El 12 de noviembre de 1967, el recién inaugurado Circuito del Jarama comenzaba a inundarse con bramidos de monoplazas de F2 y F1 mezclados en su parrilla. Se trataba de una carrera no puntuable para ningún campeonato, aunque muy importante para la pista madrileña: de ella dependía que el trazado recibiese el marchamo de aptitud para celebrar estas pruebas.
Recuerdo el cosquilleo en las tripas al acercarme a aquellas máquinas que calentaban motores en el paddock del circuito. Y el suave empujón de mi padre, animándome a pedir el autógrafo de mis héroes, Jim Clark y Graham Hill, los pilotos de Lotus, que firmaron mi primer pase de prensa, un pequeño banderín de tela que aún guardo entre mis tesoros.
Desde aquél momento mi vida no ha dejado de girar en torno al Motor, el automóvil, la motocicleta… hasta los camiones, envenenado por esa pasión casi genética, inspirado por la actividad frenética de aquél que siempre me ayudó a orientar mis pasos con su peculiar estilo –poniendo ante mí desafíos que me sirvieron para crecer– intentando siempre desarrollar mi propio estilo. Nunca se me ocurrió siquiera intentar emular el de Enrique Hernández-Luike. Eso sí hubiera sido una misión imposible.

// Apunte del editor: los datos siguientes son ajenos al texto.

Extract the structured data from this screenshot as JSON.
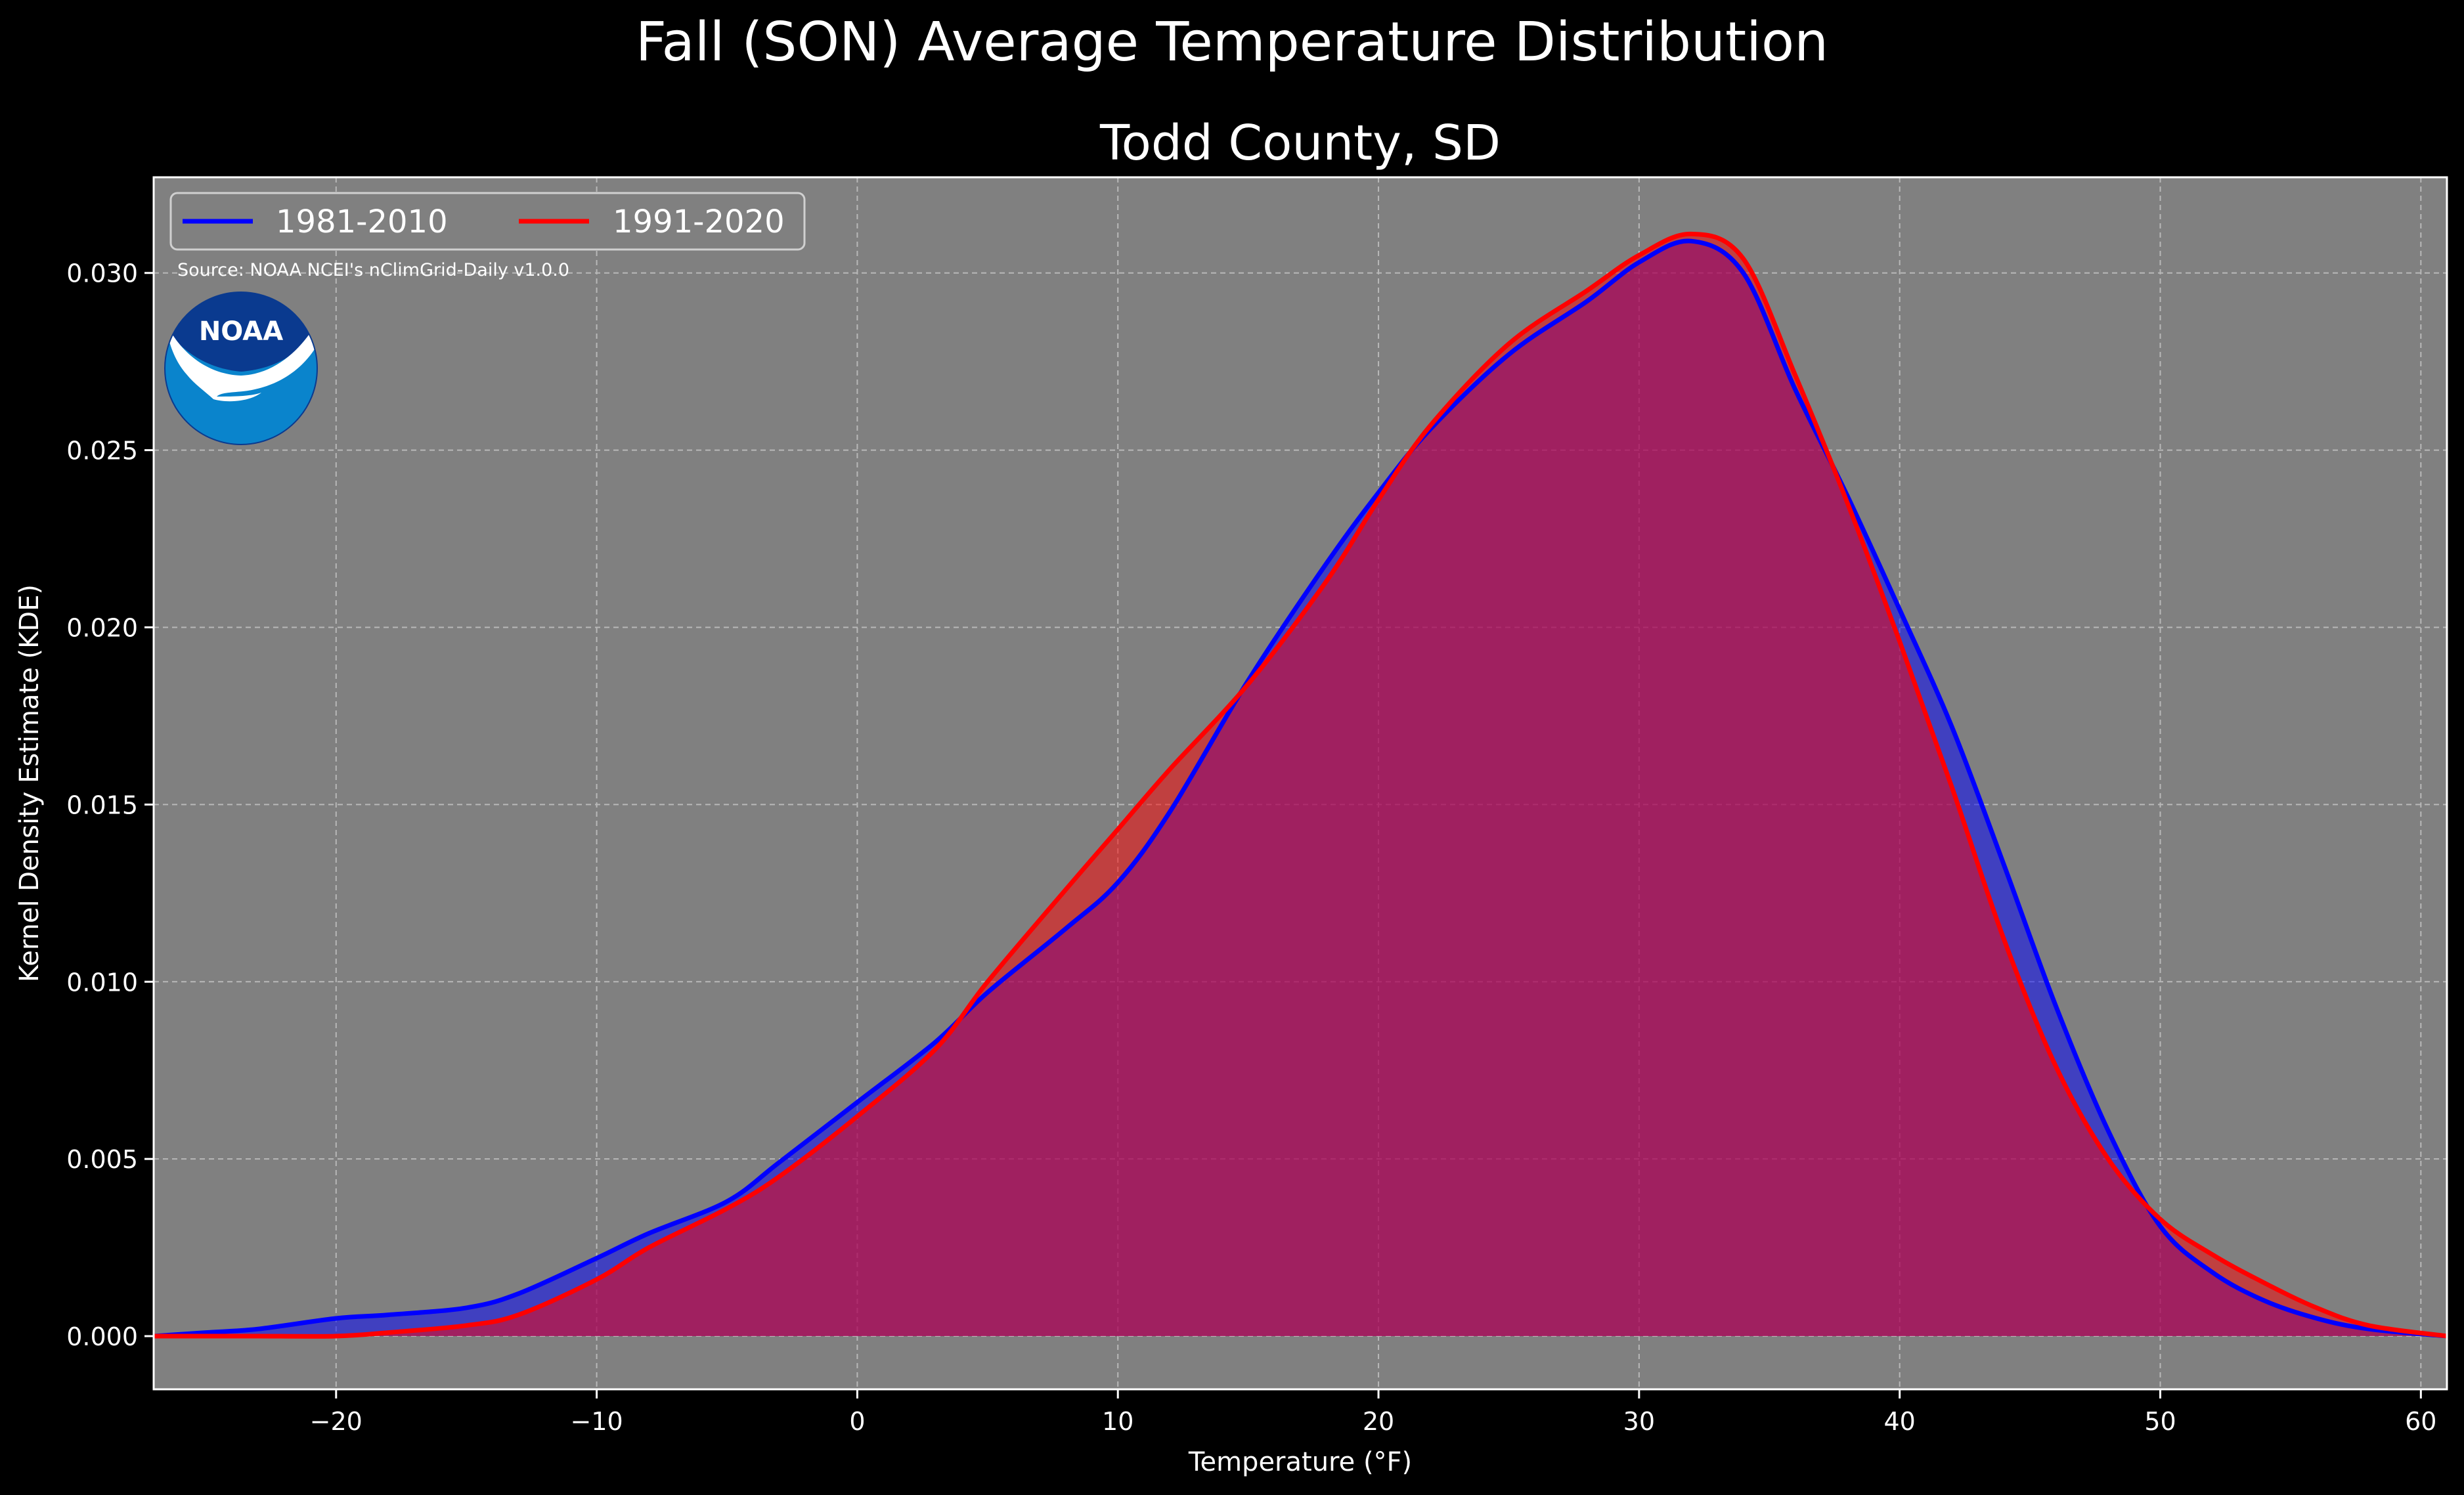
{
  "suptitle": "Fall (SON) Average Temperature Distribution",
  "title": "Todd County, SD",
  "source": "Source: NOAA NCEI's nClimGrid-Daily v1.0.0",
  "logo_text": "NOAA",
  "colors": {
    "background": "#000000",
    "plot_bg": "#808080",
    "grid": "#b8b8b8",
    "series_1981": "#0000ff",
    "series_1991": "#ff0000",
    "logo_dark": "#0a3a8f",
    "logo_light": "#0a84cc"
  },
  "chart_data": {
    "type": "area",
    "xlabel": "Temperature (°F)",
    "ylabel": "Kernel Density Estimate (KDE)",
    "xlim": [
      -27,
      61
    ],
    "ylim": [
      -0.0015,
      0.0327
    ],
    "x_ticks": [
      -20,
      -10,
      0,
      10,
      20,
      30,
      40,
      50,
      60
    ],
    "x_tick_labels": [
      "−20",
      "−10",
      "0",
      "10",
      "20",
      "30",
      "40",
      "50",
      "60"
    ],
    "y_ticks": [
      0,
      0.005,
      0.01,
      0.015,
      0.02,
      0.025,
      0.03
    ],
    "y_tick_labels": [
      "0.000",
      "0.005",
      "0.010",
      "0.015",
      "0.020",
      "0.025",
      "0.030"
    ],
    "grid": true,
    "legend_position": "top-left",
    "x": [
      -27,
      -25,
      -23,
      -20,
      -18,
      -15,
      -13,
      -10,
      -8,
      -5,
      -3,
      0,
      3,
      5,
      8,
      10,
      12,
      15,
      18,
      20,
      22,
      25,
      28,
      30,
      32,
      34,
      36,
      38,
      40,
      42,
      44,
      46,
      48,
      50,
      52,
      54,
      56,
      58,
      61
    ],
    "series": [
      {
        "name": "1981-2010",
        "color": "#0000ff",
        "values": [
          0.0,
          0.0001,
          0.0002,
          0.0005,
          0.0006,
          0.0008,
          0.0012,
          0.0022,
          0.0029,
          0.0038,
          0.0049,
          0.0066,
          0.0083,
          0.0097,
          0.0115,
          0.0128,
          0.0148,
          0.0185,
          0.0218,
          0.0238,
          0.0256,
          0.0277,
          0.0292,
          0.0303,
          0.0309,
          0.03,
          0.0267,
          0.0237,
          0.0205,
          0.0172,
          0.0133,
          0.0093,
          0.0058,
          0.0031,
          0.0018,
          0.001,
          0.0005,
          0.0002,
          0.0
        ]
      },
      {
        "name": "1991-2020",
        "color": "#ff0000",
        "values": [
          0.0,
          0.0,
          0.0,
          0.0,
          0.0001,
          0.0003,
          0.0006,
          0.0016,
          0.0025,
          0.0036,
          0.0045,
          0.0062,
          0.0081,
          0.01,
          0.0126,
          0.0143,
          0.016,
          0.0184,
          0.0213,
          0.0236,
          0.0257,
          0.028,
          0.0295,
          0.0305,
          0.0311,
          0.0304,
          0.0271,
          0.0235,
          0.0196,
          0.0155,
          0.0112,
          0.0076,
          0.005,
          0.0033,
          0.0023,
          0.0015,
          0.0008,
          0.0003,
          0.0
        ]
      }
    ]
  }
}
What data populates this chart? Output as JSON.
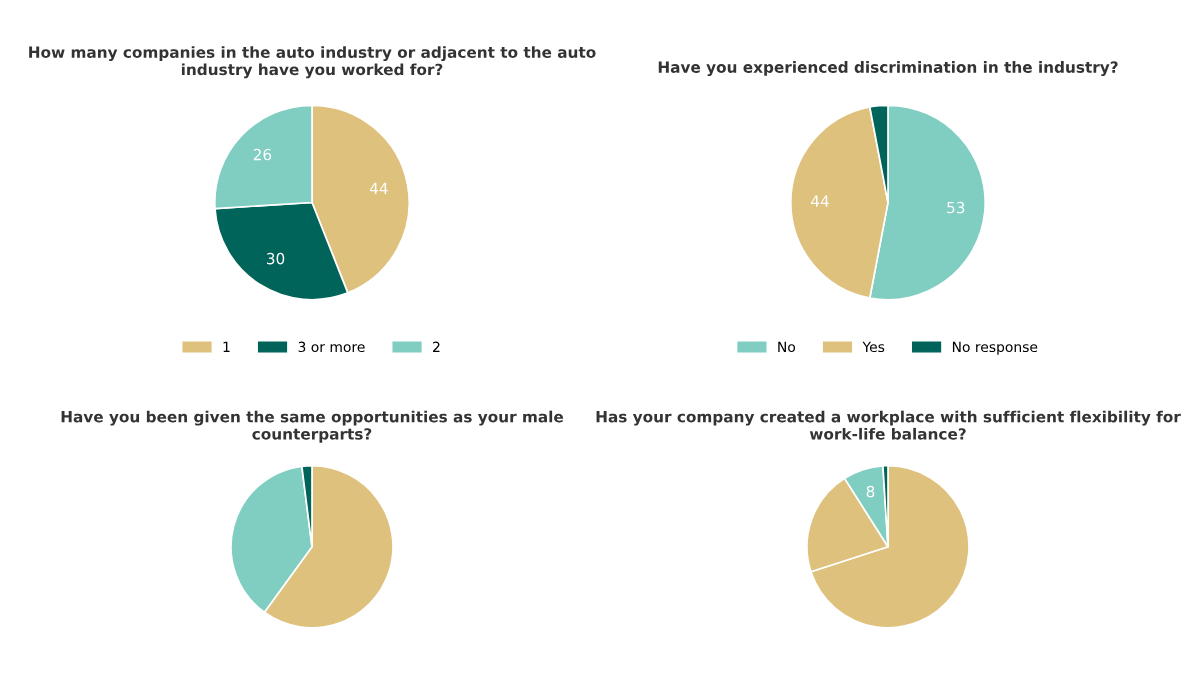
{
  "chart_data": [
    {
      "type": "pie",
      "title": "How many companies in the auto industry or adjacent to the auto industry have you worked for?",
      "categories": [
        "1",
        "3 or more",
        "2"
      ],
      "values": [
        44,
        30,
        26
      ],
      "colors": [
        "#dfc17e",
        "#00645a",
        "#80cdc1"
      ],
      "data_labels": true,
      "legend": "bottom"
    },
    {
      "type": "pie",
      "title": "Have you experienced discrimination in the industry?",
      "categories": [
        "No",
        "Yes",
        "No response"
      ],
      "values": [
        53,
        44,
        3
      ],
      "colors": [
        "#80cdc1",
        "#dfc17e",
        "#00645a"
      ],
      "value_labels": [
        "53",
        "44",
        null
      ],
      "legend": "bottom"
    },
    {
      "type": "pie",
      "title": "Have you been given the same opportunities as your male counterparts?",
      "categories": [
        null,
        null,
        null
      ],
      "values": [
        60,
        38,
        2
      ],
      "colors": [
        "#dfc17e",
        "#80cdc1",
        "#00645a"
      ]
    },
    {
      "type": "pie",
      "title": "Has your company created a workplace with sufficient flexibility for work-life balance?",
      "categories": [
        null,
        null,
        null,
        null
      ],
      "values": [
        70,
        21,
        8,
        1
      ],
      "colors": [
        "#dfc17e",
        "#dfc17e",
        "#80cdc1",
        "#00645a"
      ],
      "value_labels": [
        null,
        null,
        "8",
        null
      ]
    }
  ]
}
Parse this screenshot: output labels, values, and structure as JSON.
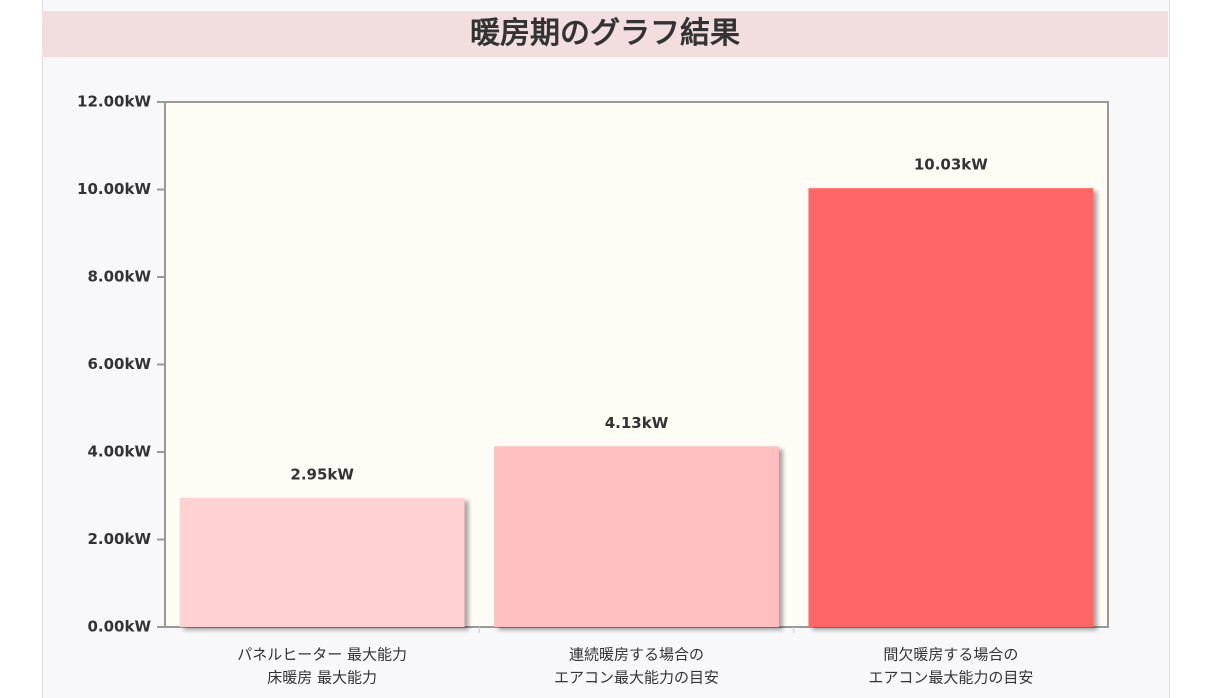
{
  "chart_data": {
    "type": "bar",
    "title": "暖房期のグラフ結果",
    "categories": [
      [
        "パネルヒーター 最大能力",
        "床暖房 最大能力"
      ],
      [
        "連続暖房する場合の",
        "エアコン最大能力の目安"
      ],
      [
        "間欠暖房する場合の",
        "エアコン最大能力の目安"
      ]
    ],
    "values": [
      2.95,
      4.13,
      10.03
    ],
    "value_labels": [
      "2.95kW",
      "4.13kW",
      "10.03kW"
    ],
    "colors": [
      "#ffd1d3",
      "#ffbfc1",
      "#ff6668"
    ],
    "ylim": [
      0,
      12
    ],
    "yticks": [
      {
        "value": 0,
        "label": "0.00kW"
      },
      {
        "value": 2,
        "label": "2.00kW"
      },
      {
        "value": 4,
        "label": "4.00kW"
      },
      {
        "value": 6,
        "label": "6.00kW"
      },
      {
        "value": 8,
        "label": "8.00kW"
      },
      {
        "value": 10,
        "label": "10.00kW"
      },
      {
        "value": 12,
        "label": "12.00kW"
      }
    ]
  }
}
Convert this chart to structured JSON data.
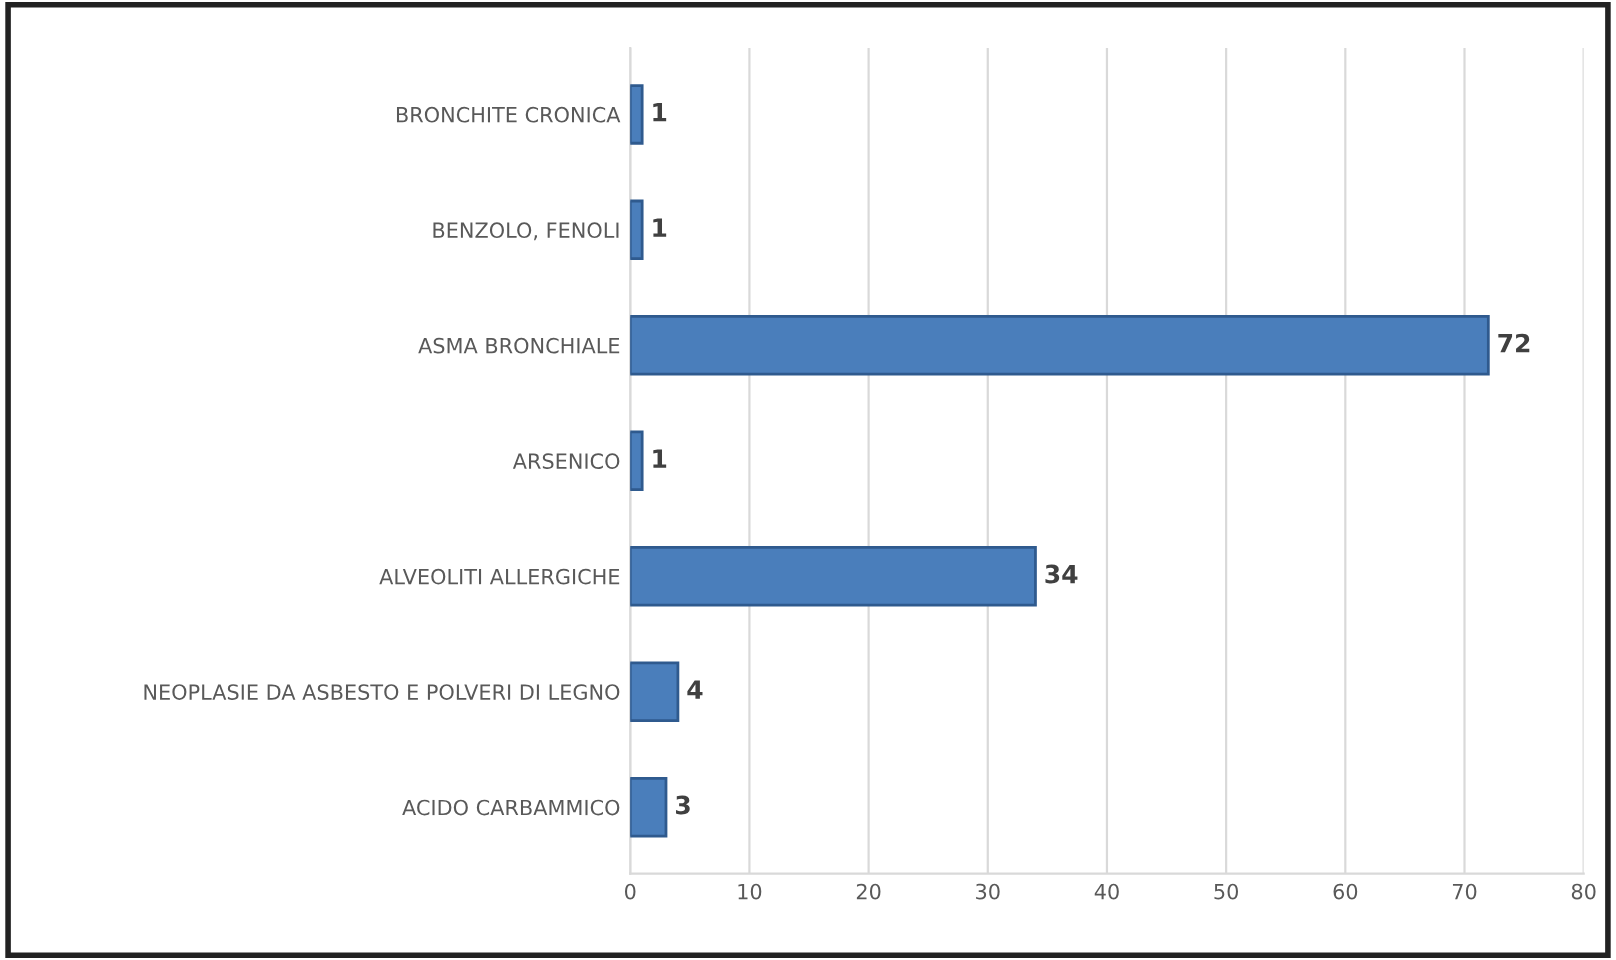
{
  "chart_data": {
    "type": "bar",
    "orientation": "horizontal",
    "categories": [
      "BRONCHITE CRONICA",
      "BENZOLO, FENOLI",
      "ASMA BRONCHIALE",
      "ARSENICO",
      "ALVEOLITI ALLERGICHE",
      "NEOPLASIE DA ASBESTO E POLVERI DI LEGNO",
      "ACIDO CARBAMMICO"
    ],
    "values": [
      1,
      1,
      72,
      1,
      34,
      4,
      3
    ],
    "color": "#4a7ebb",
    "xlim": [
      0,
      80
    ],
    "xticks": [
      0,
      10,
      20,
      30,
      40,
      50,
      60,
      70,
      80
    ],
    "grid": "x",
    "data_labels": true
  }
}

Su espíritu de lucha, sus reflejos como empresario, su generosidad… me sirvieron de ejemplo. Con él aprendí –todos aprendimos– que no hay nada imposible, que con tesón, ilusión y esfuerzo pueden lograrse hazañas increíbles. Incluso reinventarse, si es necesario.
Nunca se rindió. Ni siquiera cuando el aire empezaba a faltar en sus pulmones. En ese momento sintió la necesidad de escribir. Pidió lápiz y papel y anotó: “Hola, lápiz!”. Su última poesía sólo tenía dos palabras.
Y de pronto volvieron a mi memoria los rugidos del Jarama, aquellas primeras emociones. Y se me ocurrió que sería bonito llenar de nuevo esa pista ya mítica con todos tus seguidores, discípulos y amigos y dedicarte un último adiós: Que el rugido de mil motores rompa el silencio que has dejado.